不知過來多久,輕狂手中的紫錘消失不見,如同白霧的幻力對著被紫焰包裹的材料飛了過去。
是一把刀,一把青色的長刀,帶著一種古樸的感覺,明顯一看便是輕狂那低調的華麗的風格,不過仔細觀察便能看到其中的寒氣和那種肅殺之氣。
輕狂微微一笑,長刀直接落在了手上,四顆銀星閃現,泛著美麗氤氳的光澤。
“極品仙器!”安格一聲驚歎,看著自己小師弟的眼神已經變化。
安格胖胖的身體急速的趕到輕狂的身邊,直接接過了輕狂手中的長刀,慢慢觀賞起來,流動的暗青色光芒如同流光般閃耀。
長刀剛剛入手,安格便察覺到一股從長刀之中傳來的輕吟。好刀!安格一聲輕嘆,不得不承認,在師傅的教導下,小師弟的煉器水平絕對已經趕上他了,而且以後絕對是前途無量。
雖然有些惆悵,但是安格卻並不嫉妒,反而為輕狂感到高興,畢竟輕狂的希望越大,天賦越好,完成師傅心願就越可能。
輕狂微微一笑,這是她這一個月以來,自己完成作品最好的一件,極品仙器戰刀,好東西。
“狂狂,一個月的時間已經到了,你可以走了。”
葉落似乎宿醉未醒的模樣,眯著狹長的眼睛揚著頭看著輕狂,實在看不出她就是傳說中那個葉落大師。
輕狂沒有說話,只是在心中輕嘆,這個奇女子絕對不簡單啊。
她的每一步指導和每句話都像是無意一般可是細細想來卻都是便捷和有效的,雖然從來沒有見她動過手,可是煉器早已融入了她的生活。
“行了,老孃可不喜歡淚眼巴巴的告別,這一段的美酒差不多了,饒過你了,滾吧滾吧,記得下次回來要達到傳說中的境界,否則的話,老孃可不考慮會去見你。
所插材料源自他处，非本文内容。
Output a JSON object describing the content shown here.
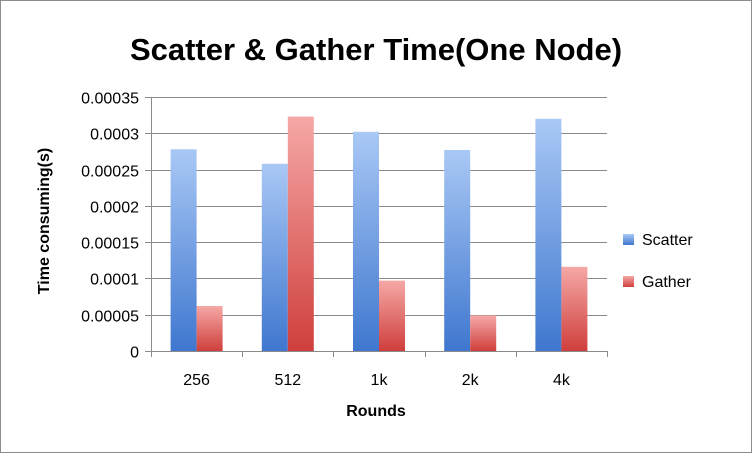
{
  "chart_data": {
    "type": "bar",
    "title": "Scatter & Gather Time(One Node)",
    "xlabel": "Rounds",
    "ylabel": "Time consuming(s)",
    "categories": [
      "256",
      "512",
      "1k",
      "2k",
      "4k"
    ],
    "series": [
      {
        "name": "Scatter",
        "values": [
          0.000278,
          0.000258,
          0.000302,
          0.000277,
          0.00032
        ],
        "color": "#5b8fd9"
      },
      {
        "name": "Gather",
        "values": [
          6.2e-05,
          0.000323,
          9.7e-05,
          4.9e-05,
          0.000116
        ],
        "color": "#d9534f"
      }
    ],
    "ylim": [
      0,
      0.00035
    ],
    "yticks": [
      "0",
      "0.00005",
      "0.0001",
      "0.00015",
      "0.0002",
      "0.00025",
      "0.0003",
      "0.00035"
    ],
    "grid": true,
    "legend_position": "right"
  }
}
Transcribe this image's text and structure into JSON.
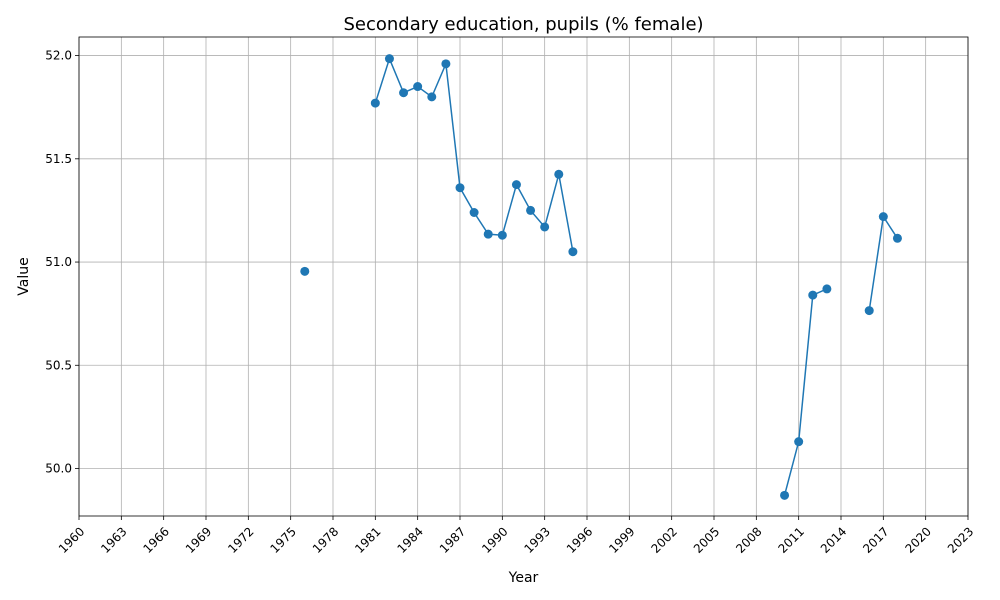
{
  "chart_data": {
    "type": "line",
    "title": "Secondary education, pupils (% female)",
    "xlabel": "Year",
    "ylabel": "Value",
    "xlim": [
      1960,
      2023
    ],
    "ylim": [
      49.77,
      52.09
    ],
    "grid": true,
    "color": "#1f77b4",
    "x_ticks": [
      "1960",
      "1963",
      "1966",
      "1969",
      "1972",
      "1975",
      "1978",
      "1981",
      "1984",
      "1987",
      "1990",
      "1993",
      "1996",
      "1999",
      "2002",
      "2005",
      "2008",
      "2011",
      "2014",
      "2017",
      "2020",
      "2023"
    ],
    "y_ticks": [
      "50.0",
      "50.5",
      "51.0",
      "51.5",
      "52.0"
    ],
    "series": [
      {
        "x": [
          1976,
          1981,
          1982,
          1983,
          1984,
          1985,
          1986,
          1987,
          1988,
          1989,
          1990,
          1991,
          1992,
          1993,
          1994,
          1995,
          2010,
          2011,
          2012,
          2013,
          2016,
          2017,
          2018
        ],
        "values": [
          50.955,
          51.77,
          51.985,
          51.82,
          51.85,
          51.8,
          51.96,
          51.36,
          51.24,
          51.135,
          51.13,
          51.375,
          51.25,
          51.17,
          51.425,
          51.05,
          49.87,
          50.13,
          50.84,
          50.87,
          50.765,
          51.22,
          51.115
        ]
      }
    ]
  }
}
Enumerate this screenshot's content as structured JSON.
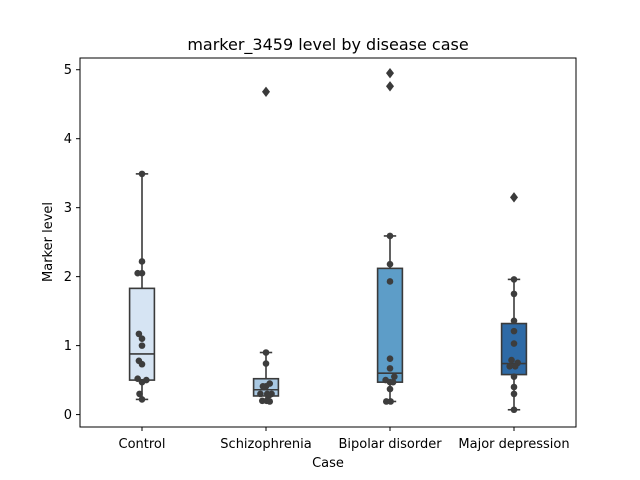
{
  "chart_data": {
    "type": "box",
    "title": "marker_3459 level by disease case",
    "xlabel": "Case",
    "ylabel": "Marker level",
    "ylim": [
      -0.18,
      5.17
    ],
    "yticks": [
      0,
      1,
      2,
      3,
      4,
      5
    ],
    "grid": false,
    "categories": [
      "Control",
      "Schizophrenia",
      "Bipolar disorder",
      "Major depression"
    ],
    "colors": [
      "#d6e4f3",
      "#a9c8e2",
      "#5d9dc8",
      "#2e6aa6"
    ],
    "boxes": [
      {
        "q1": 0.5,
        "median": 0.88,
        "q3": 1.83,
        "whisker_low": 0.22,
        "whisker_high": 3.49,
        "outliers": []
      },
      {
        "q1": 0.27,
        "median": 0.36,
        "q3": 0.52,
        "whisker_low": 0.18,
        "whisker_high": 0.9,
        "outliers": [
          4.68
        ]
      },
      {
        "q1": 0.47,
        "median": 0.6,
        "q3": 2.12,
        "whisker_low": 0.19,
        "whisker_high": 2.59,
        "outliers": [
          4.76,
          4.95
        ]
      },
      {
        "q1": 0.58,
        "median": 0.74,
        "q3": 1.32,
        "whisker_low": 0.07,
        "whisker_high": 1.96,
        "outliers": [
          3.15
        ]
      }
    ],
    "points": [
      [
        [
          3.49,
          0
        ],
        [
          2.22,
          0
        ],
        [
          2.05,
          -0.35
        ],
        [
          2.05,
          0
        ],
        [
          1.17,
          -0.25
        ],
        [
          1.1,
          0
        ],
        [
          1.0,
          0
        ],
        [
          0.78,
          -0.25
        ],
        [
          0.73,
          0
        ],
        [
          0.52,
          -0.35
        ],
        [
          0.5,
          0.35
        ],
        [
          0.47,
          0
        ],
        [
          0.3,
          -0.2
        ],
        [
          0.22,
          0
        ]
      ],
      [
        [
          0.9,
          0
        ],
        [
          0.74,
          0
        ],
        [
          0.45,
          0.3
        ],
        [
          0.41,
          0
        ],
        [
          0.41,
          -0.25
        ],
        [
          0.3,
          -0.45
        ],
        [
          0.3,
          0.1
        ],
        [
          0.3,
          0.45
        ],
        [
          0.28,
          0.25
        ],
        [
          0.2,
          -0.3
        ],
        [
          0.2,
          0.05
        ],
        [
          0.19,
          0.3
        ]
      ],
      [
        [
          2.59,
          0
        ],
        [
          2.18,
          0
        ],
        [
          1.93,
          0
        ],
        [
          0.81,
          0
        ],
        [
          0.67,
          0
        ],
        [
          0.55,
          0.35
        ],
        [
          0.5,
          -0.35
        ],
        [
          0.47,
          0
        ],
        [
          0.47,
          0.25
        ],
        [
          0.37,
          0
        ],
        [
          0.19,
          -0.3
        ],
        [
          0.19,
          0.05
        ]
      ],
      [
        [
          1.96,
          0
        ],
        [
          1.75,
          0
        ],
        [
          1.36,
          0
        ],
        [
          1.21,
          0
        ],
        [
          1.03,
          0
        ],
        [
          0.79,
          -0.2
        ],
        [
          0.75,
          0.3
        ],
        [
          0.7,
          -0.35
        ],
        [
          0.7,
          0.1
        ],
        [
          0.55,
          0
        ],
        [
          0.4,
          0
        ],
        [
          0.3,
          0
        ],
        [
          0.07,
          0
        ]
      ]
    ]
  }
}
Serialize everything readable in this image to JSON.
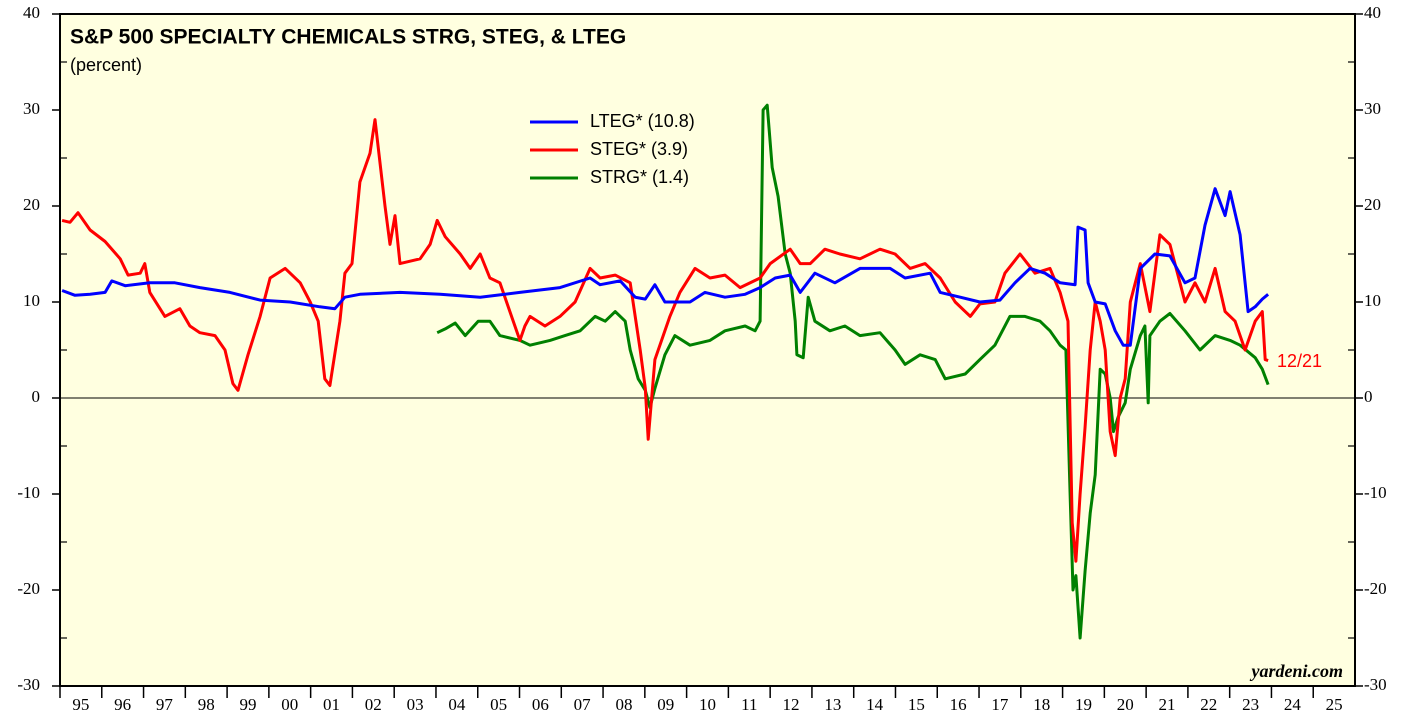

”
葉落一副兇巴巴的模樣,對著輕狂有氣無力的說著。
“死安安,你給老孃滾過來,去,送送你小師弟,記住,誰他丫的敢欺負你小師弟,就給老孃滅了他!”
葉落狹長的眸子看著安格吼道,一副你要是敢給我辦不好,老孃立馬劈了你的模樣。
“師傅,我肯定記得,誰敢欺負我小師弟那不是打我的臉麼!”安格一拍胸脯立刻答應道,不然他可不保證自己的肥耳朵會不會遭殃。
“行了,都給老孃滾蛋!”葉落一聲怒號,讓輕狂兩人的身影立馬消失不見。
整個岩漿下的城堡之中,只剩下一個穿著紅色男子鎧甲的女子,本來迷糊的狹長雙眸突然清醒了過來,黑色的瞳孔煞是好看,露出一絲的溫情。
葉落想起那個絕色的少年,輕柔的笑了笑。
“我說美女師傅,兇巴巴的母老虎其實還真挺適合您的哎,不過這麼含蓄的表達感情,總覺得有點不滿啊,哎,我要是喜歡女的,我就直接以身相許了,來個曠世絕代的師生戀多好啊!”
清冷的聲音突然從外界傳來,本來坐著不動的葉落猛然間望了過去,聽到那個絕色少年的話,嘴角露出一絲好笑。
“哈哈,您可是青春年少的一百三十二歲,難過會生皺紋的啊,等著我,你帥氣徒弟早晚會回來的!”
清冷的聲音豪放而好聽,在整個熔漿之中久久迴盪著。
葉落往口中猛的灌了一壺美酒,隨意用袖子擦了擦嘴角,怒吼道,“去你妹皺紋,老孃可是貌美如花!”
一聲怒吼散去,葉落看著遠方,突然不自覺的大笑了起來,狹長的眸子中滿是笑意。
放逐之地,一個黑衣木質面具的少年在急速的趕著路,在這風塵撲撲的人群之中一點都不顯眼,亦或者說幾乎讓所有人都忽略了。
放逐之地的人們幾乎都是這個打扮,只是這個少年的雙眸甚是好看,黑色的瞳孔彷彿能將人吸入一般。
然而如此奇特的少年卻在人群之中主動被人忽略,似乎根本沒有一個人能注意到她,每當視線轉到她身上的時候,好像都直接略了過去,沒有點的聚焦和停頓。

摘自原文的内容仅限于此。